Indian Express
70 55-56 Phetchaburi 31 Alley, Makkasan, Ratchathewi, Bangkok 10400
Skip the à la carte on your first visit and order the thali. One plate gives you the whole arc of the kitchen: samosas, biryani, curry, rotis, papad, salad, and gulab jamun to finish. The bar, the DJ programming, and the private rooms push this past the quick-curry category. For groups of six or more, ask for Mr. Rathnakar by name when you call.
You turn off Phetchaburi Road into Soi 31, walk past the low-key entrance, and the open kitchen is the first thing you see: a live display tucked along the interior wall, the heat of the tandoor pulling you in before anyone hands you a menu.
Indian Express seats 120. That is the first surprise.
Founder Bandi Vivek Wardhan opened the room on 1 March 2022, and the menu runs the length of the subcontinent. North Indian tandoor work sits alongside South Indian preparations, available as either à la carte plates or as a full thali. The thali is the way in. It arrives as a proper spread: crisp samosas, fragrant biryani, a creamy curry, soft rotis, papad, a fresh salad, and gulab jamun at the end. The kitchen runs halal across the entire menu, which matters in a city where halal Indian fine dining is genuinely thin on the ground.

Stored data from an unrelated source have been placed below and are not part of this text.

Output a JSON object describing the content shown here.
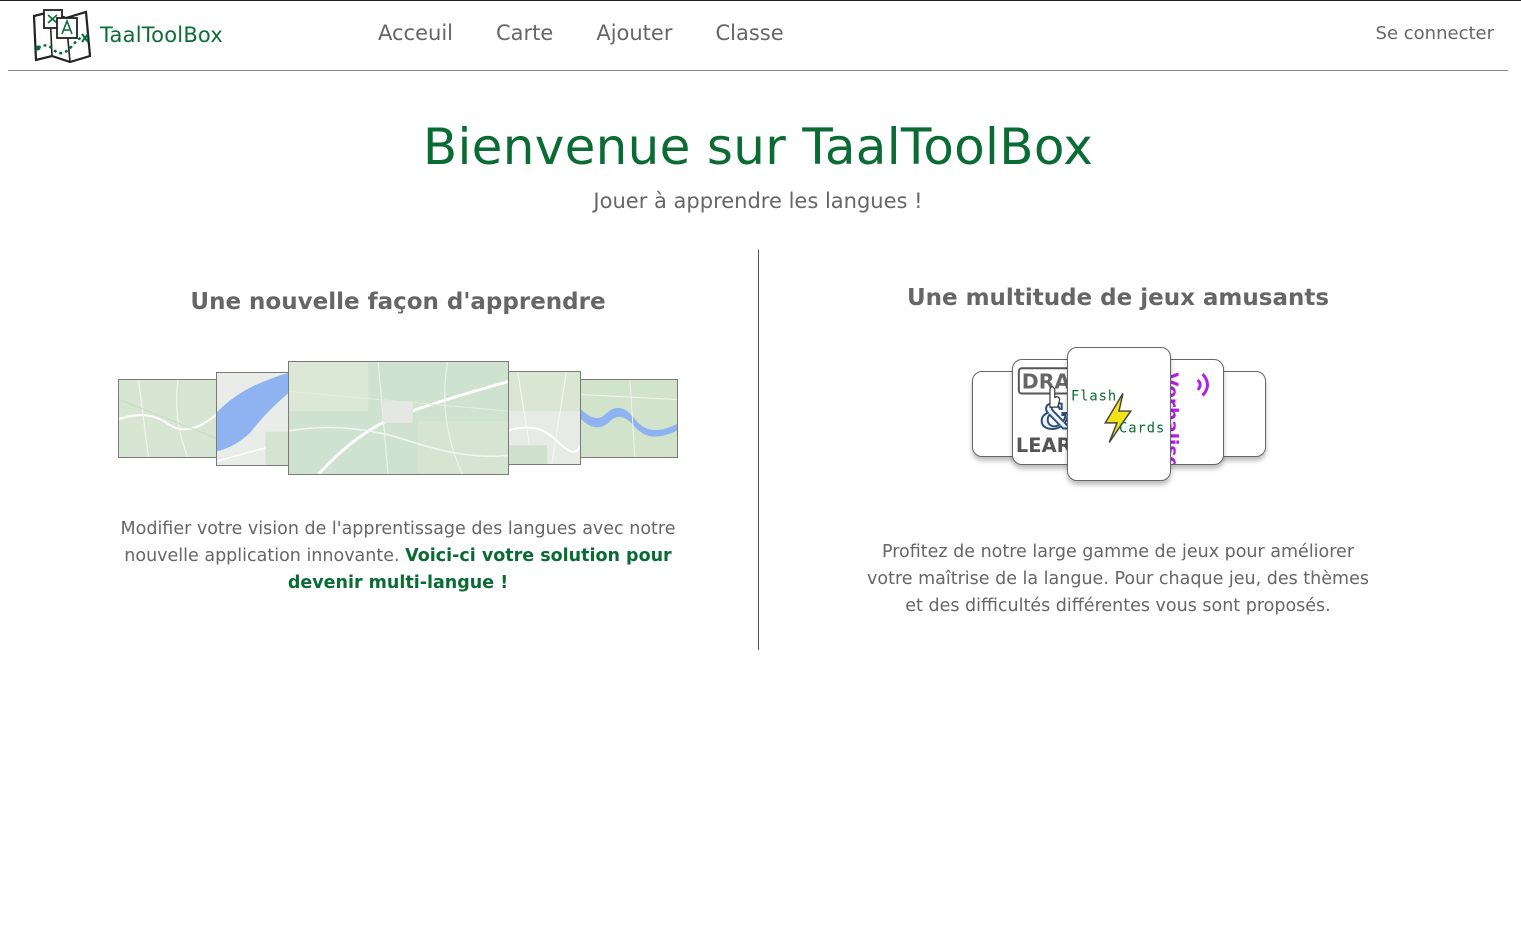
{
  "brand": {
    "name": "TaalToolBox"
  },
  "nav": {
    "items": [
      {
        "label": "Acceuil"
      },
      {
        "label": "Carte"
      },
      {
        "label": "Ajouter"
      },
      {
        "label": "Classe"
      }
    ],
    "login_label": "Se connecter"
  },
  "hero": {
    "title": "Bienvenue sur TaalToolBox",
    "subtitle": "Jouer à apprendre les langues !"
  },
  "left": {
    "title": "Une nouvelle façon d'apprendre",
    "text_plain": "Modifier votre vision de l'apprentissage des langues avec notre nouvelle application innovante. ",
    "text_accent": "Voici-ci votre solution pour devenir multi-langue !"
  },
  "right": {
    "title": "Une multitude de jeux amusants",
    "text": "Profitez de notre large gamme de jeux pour améliorer votre maîtrise de la langue. Pour chaque jeu, des thèmes et des difficultés différentes vous sont proposés.",
    "cards": {
      "drag_top": "DRA",
      "drag_amp": "&",
      "drag_bottom": "LEAR",
      "flash_top": "Flash",
      "flash_bottom": "Cards",
      "verbalise": "Verbalise"
    }
  },
  "colors": {
    "accent": "#0a6c34",
    "text": "#666666",
    "verbalise": "#b21ee6"
  }
}
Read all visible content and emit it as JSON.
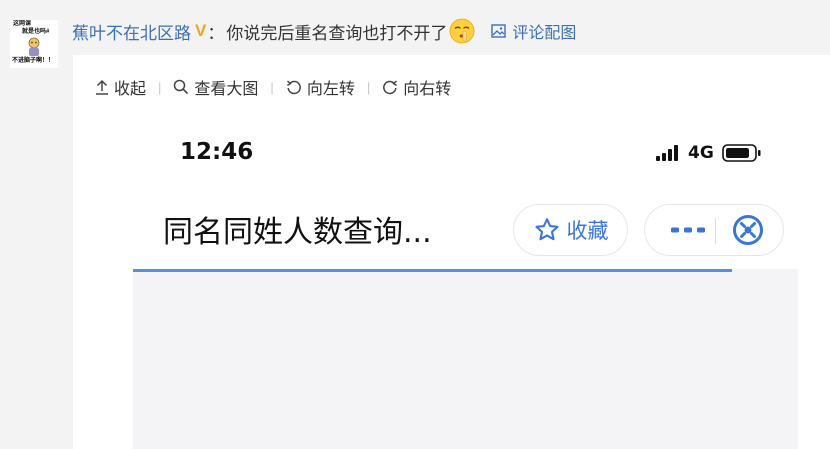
{
  "comment": {
    "avatar_lines": [
      "这网课",
      "就是也吗#",
      "不进脑子啊！！"
    ],
    "username": "蕉叶不在北区路",
    "vip_label": "V",
    "colon": "：",
    "text": "你说完后重名查询也打不开了",
    "emoji": "shushing-face-emoji",
    "pic_link_label": "评论配图"
  },
  "toolbar": {
    "collapse_label": "收起",
    "view_large_label": "查看大图",
    "rotate_left_label": "向左转",
    "rotate_right_label": "向右转",
    "separator": "|"
  },
  "screenshot": {
    "time": "12:46",
    "network": "4G",
    "page_title": "同名同姓人数查询...",
    "favorite_label": "收藏",
    "load_progress": 0.9
  },
  "colors": {
    "link": "#3b6fb6",
    "vip": "#f0a61a",
    "accent": "#3a76d8",
    "progress": "#4a93e8",
    "page_bg": "#f3f3f3"
  }
}
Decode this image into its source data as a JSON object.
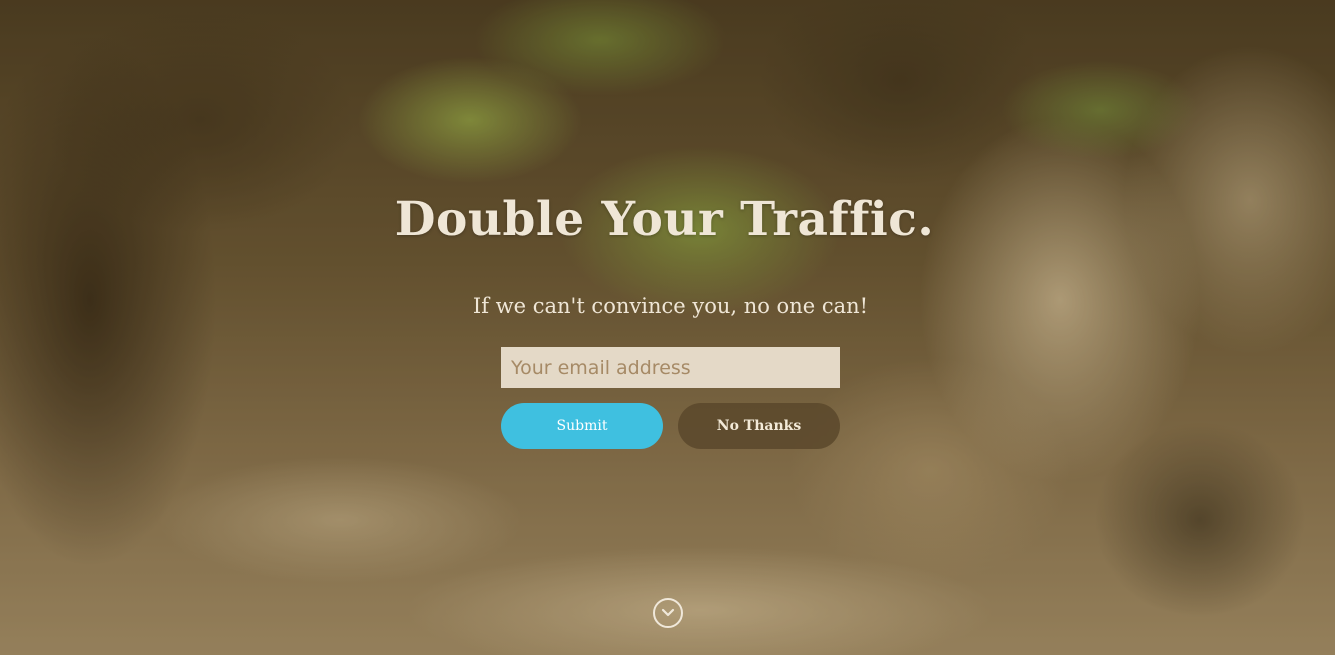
{
  "hero": {
    "headline": "Double Your Traffic.",
    "subheadline": "If we can't convince you, no one can!"
  },
  "form": {
    "email_placeholder": "Your email address",
    "email_value": "",
    "submit_label": "Submit",
    "decline_label": "No Thanks"
  },
  "scroll": {
    "icon": "chevron-down-circle-icon"
  },
  "colors": {
    "submit_button": "#3fc0e0",
    "decline_button": "#5a482c",
    "text": "#efe6d6"
  }
}
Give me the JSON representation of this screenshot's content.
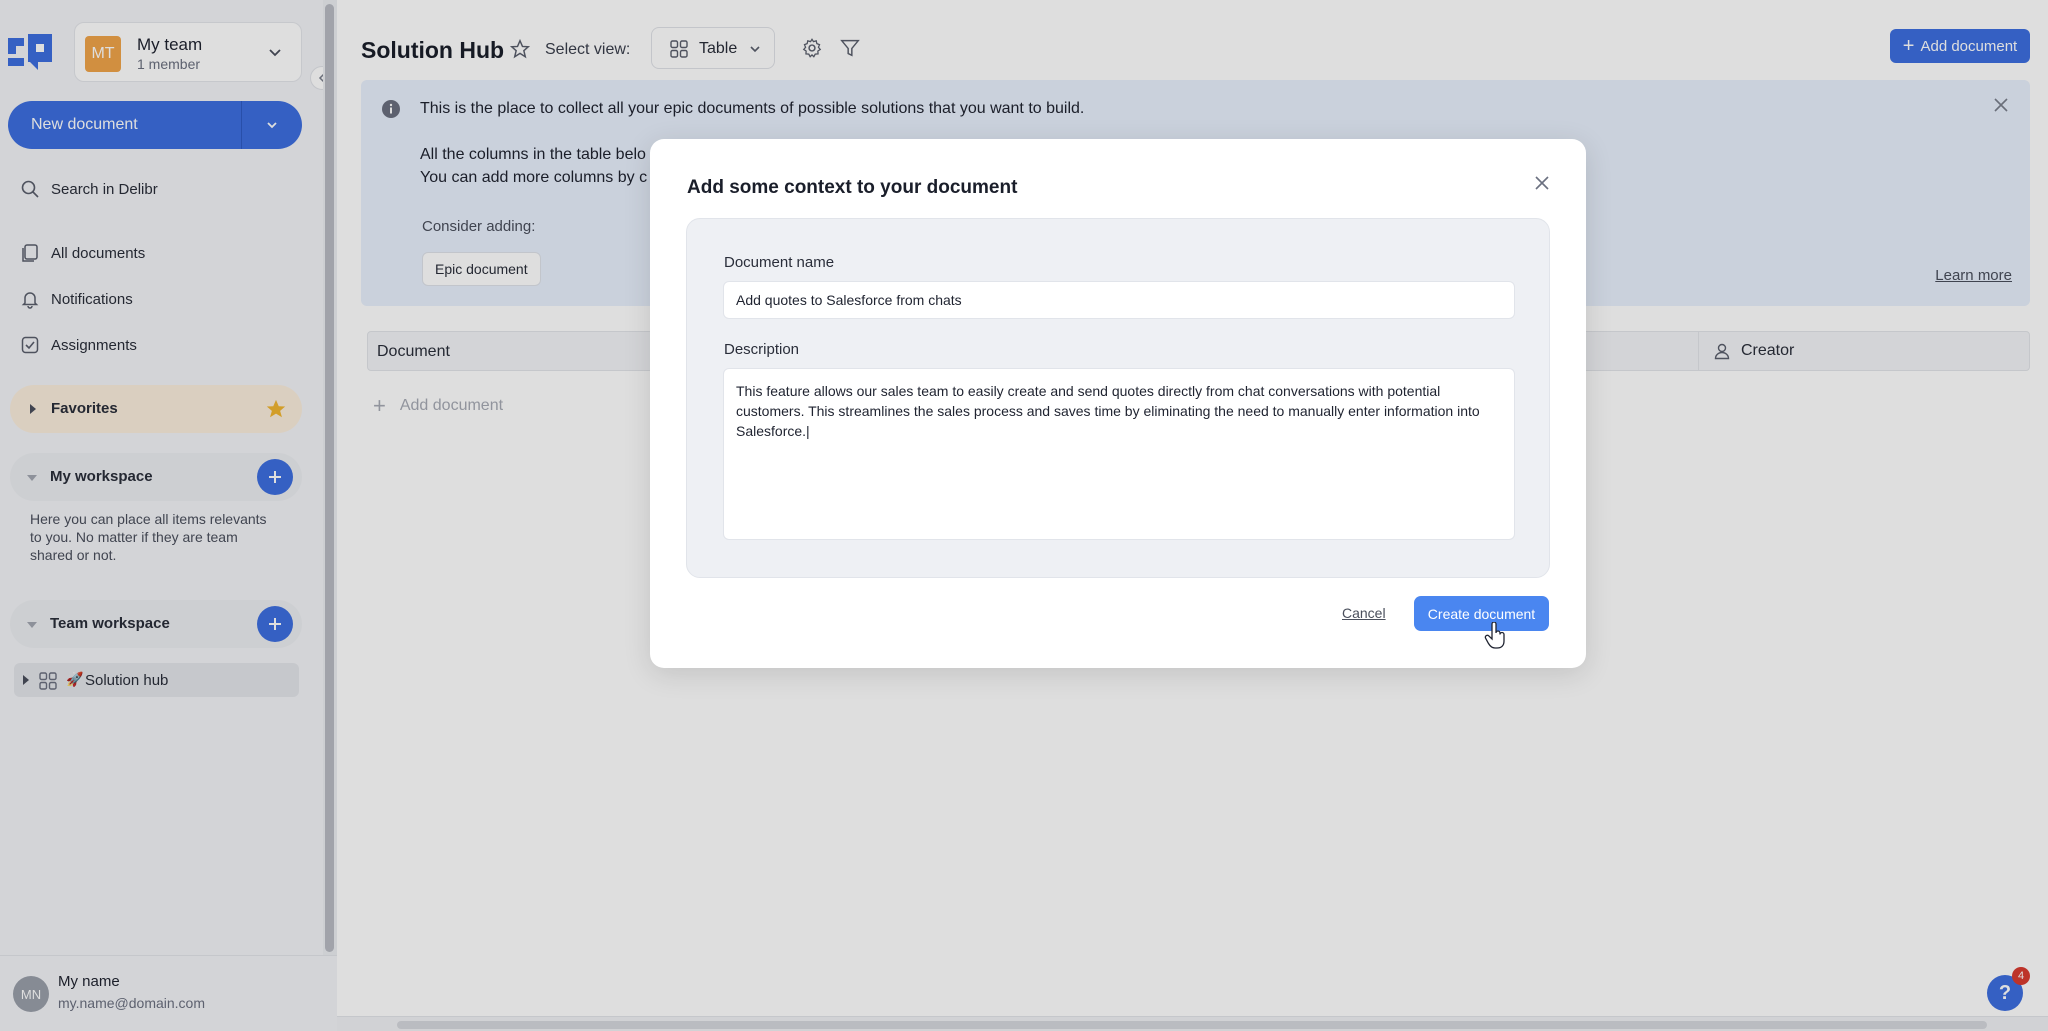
{
  "sidebar": {
    "team": {
      "initials": "MT",
      "name": "My team",
      "meta": "1 member"
    },
    "new_document": "New document",
    "search": "Search in Delibr",
    "nav": [
      {
        "label": "All documents"
      },
      {
        "label": "Notifications"
      },
      {
        "label": "Assignments"
      }
    ],
    "favorites": "Favorites",
    "my_workspace": "My workspace",
    "my_workspace_help": "Here you can place all items relevants to you. No matter if they are team shared or not.",
    "team_workspace": "Team workspace",
    "tree_item": {
      "emoji": "🚀",
      "label": "Solution hub"
    },
    "user": {
      "initials": "MN",
      "name": "My name",
      "email": "my.name@domain.com"
    }
  },
  "header": {
    "title": "Solution Hub",
    "select_view_label": "Select view:",
    "view_value": "Table",
    "add_document": "Add document"
  },
  "banner": {
    "line1": "This is the place to collect all your epic documents of possible solutions that you want to build.",
    "line2": "All the columns in the table belo",
    "line3": "You can add more columns by c",
    "consider": "Consider adding:",
    "chip": "Epic document",
    "learn_more": "Learn more"
  },
  "table": {
    "col_document": "Document",
    "col_creator": "Creator",
    "add_row": "Add document"
  },
  "help": {
    "glyph": "?",
    "badge": "4"
  },
  "modal": {
    "title": "Add some context to your document",
    "name_label": "Document name",
    "name_value": "Add quotes to Salesforce from chats",
    "description_label": "Description",
    "description_value": "This feature allows our sales team to easily create and send quotes directly from chat conversations with potential customers. This streamlines the sales process and saves time by eliminating the need to manually enter information into Salesforce.|",
    "cancel": "Cancel",
    "create": "Create document"
  },
  "colors": {
    "accent": "#3d6fe0",
    "create_button": "#4a86f0",
    "team_avatar": "#f0a54a",
    "favorites_bg": "#fbeedd",
    "banner_bg": "#e8f0fd",
    "badge": "#d93b30"
  }
}
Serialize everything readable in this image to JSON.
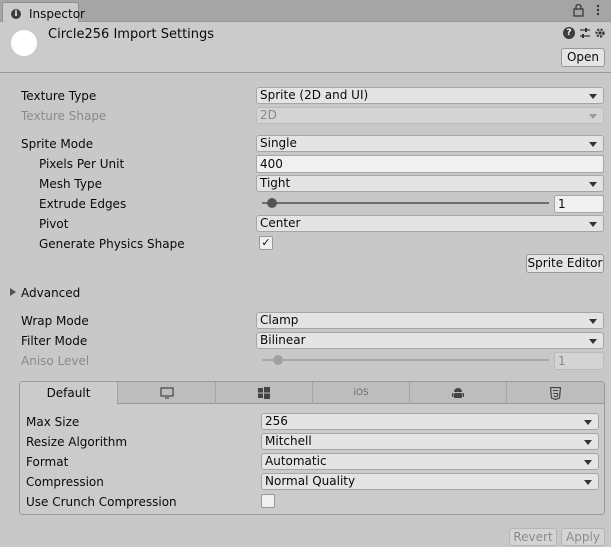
{
  "window": {
    "tab_label": "Inspector",
    "tab_icon": "info-icon",
    "lock_icon": "lock-icon",
    "menu_icon": "kebab-menu-icon"
  },
  "header": {
    "title": "Circle256 Import Settings",
    "open_label": "Open",
    "help_icon_glyph": "?",
    "icons": [
      "help-icon",
      "preset-icon",
      "settings-icon"
    ]
  },
  "texture": {
    "type_label": "Texture Type",
    "type_value": "Sprite (2D and UI)",
    "shape_label": "Texture Shape",
    "shape_value": "2D"
  },
  "sprite": {
    "mode_label": "Sprite Mode",
    "mode_value": "Single",
    "ppu_label": "Pixels Per Unit",
    "ppu_value": "400",
    "mesh_label": "Mesh Type",
    "mesh_value": "Tight",
    "extrude_label": "Extrude Edges",
    "extrude_value": "1",
    "extrude_slider_fraction": 0.03,
    "pivot_label": "Pivot",
    "pivot_value": "Center",
    "physics_label": "Generate Physics Shape",
    "physics_checked": true,
    "check_glyph": "✓",
    "editor_button": "Sprite Editor"
  },
  "advanced": {
    "label": "Advanced"
  },
  "wrap": {
    "wrap_label": "Wrap Mode",
    "wrap_value": "Clamp",
    "filter_label": "Filter Mode",
    "filter_value": "Bilinear",
    "aniso_label": "Aniso Level",
    "aniso_value": "1",
    "aniso_slider_fraction": 0.0
  },
  "platform": {
    "tabs": [
      {
        "label": "Default",
        "icon": ""
      },
      {
        "label": "",
        "icon": "monitor-icon"
      },
      {
        "label": "",
        "icon": "windows-icon"
      },
      {
        "label": "iOS",
        "icon": ""
      },
      {
        "label": "",
        "icon": "android-icon"
      },
      {
        "label": "",
        "icon": "html5-icon"
      }
    ],
    "max_size_label": "Max Size",
    "max_size_value": "256",
    "resize_label": "Resize Algorithm",
    "resize_value": "Mitchell",
    "format_label": "Format",
    "format_value": "Automatic",
    "compression_label": "Compression",
    "compression_value": "Normal Quality",
    "crunch_label": "Use Crunch Compression",
    "crunch_checked": false
  },
  "footer": {
    "revert_label": "Revert",
    "apply_label": "Apply"
  }
}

The room carries authentic Indian artwork and traditional design elements, the kind that signals considered choices rather than decoration by committee. Outdoor seating with ambient lighting handles the evening hours, the bar is well-stocked with premium beverages and cocktails, and a banquet hall plus private dining sections sit behind the main floor for celebrations or corporate meals that need a proper room. DJ nights and live music are part of the regular programming, which is why the kitchen stays on until midnight every day of the week.
Reservations go by phone or WhatsApp at +66 97 297 0305. Mr. Rathnakar is the contact for group bookings and event setups in the banquet hall.
Go with at least three people. The thali is built for sharing, the tandoor plates land better across a table than solo, and the bar list is more interesting once someone else is ordering the second round.